Eight years after his death, it remains a mystery exactly what killed the longtime Palestinian leader. Tests conducted in Paris found no obvious traces of poison in Arafat’s system. Rumors abound about what might have killed him – cancer, cirrhosis of the liver, even allegations that he was infected with HIV.
A nine-month investigation by Al Jazeera has revealed that none of those rumors were true: Arafat was in good health until he suddenly fell ill on October 12, 2004.
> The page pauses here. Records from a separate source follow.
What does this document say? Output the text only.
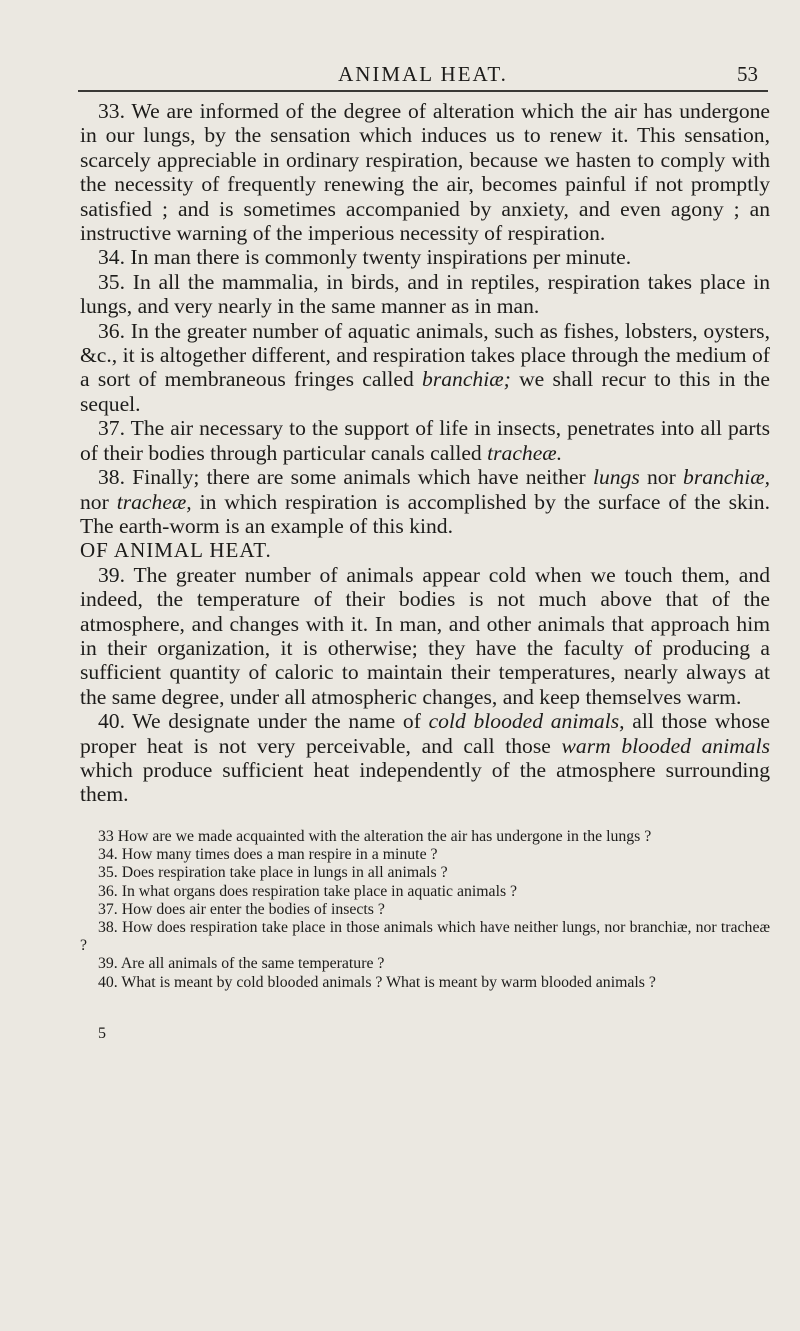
ANIMAL HEAT.	53

33. We are informed of the degree of alteration which the air has undergone in our lungs, by the sensation which induces us to renew it. This sensation, scarcely appreciable in ordinary respiration, because we hasten to comply with the necessity of frequently renewing the air, becomes painful if not promptly satisfied ; and is sometimes accompanied by anxiety, and even agony ; an instructive warning of the imperious necessity of respiration.

34. In man there is commonly twenty inspirations per minute.

35. In all the mammalia, in birds, and in reptiles, respiration takes place in lungs, and very nearly in the same manner as in man.

36. In the greater number of aquatic animals, such as fishes, lobsters, oysters, &c., it is altogether different, and respiration takes place through the medium of a sort of membraneous fringes called branchiæ; we shall recur to this in the sequel.

37. The air necessary to the support of life in insects, penetrates into all parts of their bodies through particular canals called tracheæ.

38. Finally; there are some animals which have neither lungs nor branchiæ, nor tracheæ, in which respiration is accomplished by the surface of the skin. The earth-worm is an example of this kind.

OF ANIMAL HEAT.

39. The greater number of animals appear cold when we touch them, and indeed, the temperature of their bodies is not much above that of the atmosphere, and changes with it. In man, and other animals that approach him in their organization, it is otherwise; they have the faculty of producing a sufficient quantity of caloric to maintain their temperatures, nearly always at the same degree, under all atmospheric changes, and keep themselves warm.

40. We designate under the name of cold blooded animals, all those whose proper heat is not very perceivable, and call those warm blooded animals which produce sufficient heat independently of the atmosphere surrounding them.

33 How are we made acquainted with the alteration the air has undergone in the lungs ?

34. How many times does a man respire in a minute ?

35. Does respiration take place in lungs in all animals ?

36. In what organs does respiration take place in aquatic animals ?

37. How does air enter the bodies of insects ?

38. How does respiration take place in those animals which have neither lungs, nor branchiæ, nor tracheæ ?

39. Are all animals of the same temperature ?

40. What is meant by cold blooded animals ? What is meant by warm blooded animals ?

5
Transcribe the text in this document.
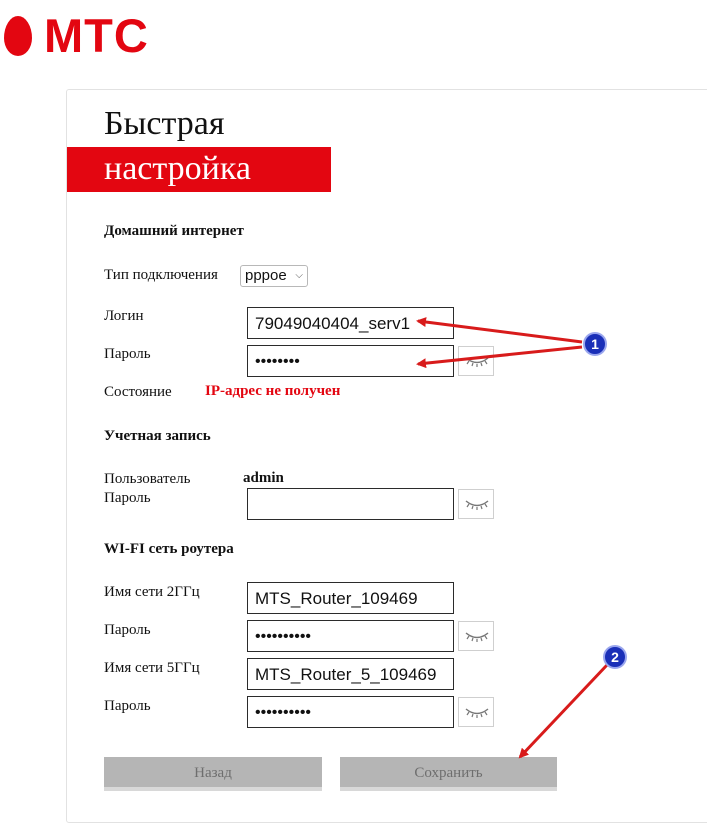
МТС
Быстрая
настройка
Домашний интернет
Тип подключения	pppoe ⌵
Логин	79049040404_serv1
Пароль	••••••••
Состояние IP-адрес не получен
Учетная запись
Пользователь	admin
Пароль
WI-FI сеть роутера
Имя сети 2ГГц	MTS_Router_109469
Пароль	••••••••••
Имя сети 5ГГц	MTS_Router_5_109469
Пароль	••••••••••
Назад	Сохранить
1
2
Tests have revealed that Arafat’s final personal belongings – his clothes, his toothbrush, even his iconic kaffiyeh – contained abnormal levels of polonium, a rare, highly radioactive element. Those personal effects, which were analysed at the Institut de Radiophysique in Lausanne, Switzerland, were variously stained with Arafat’s blood, sweat, saliva and urine. The tests carried out on those samples suggested that there was a high level of polonium inside his body when he died.
The findings have led Suha Arafat, his widow, to ask the Palestinian Authority to exhume her late husband’s body from its grave in Ramallah.
But a conclusive finding that Arafat was poisoned with polonium would not explain who killed him. It is a difficult element to produce, though – it requires a nuclear reactor – and the signature of the polonium in Arafat’s bones could provide some insight about its origin.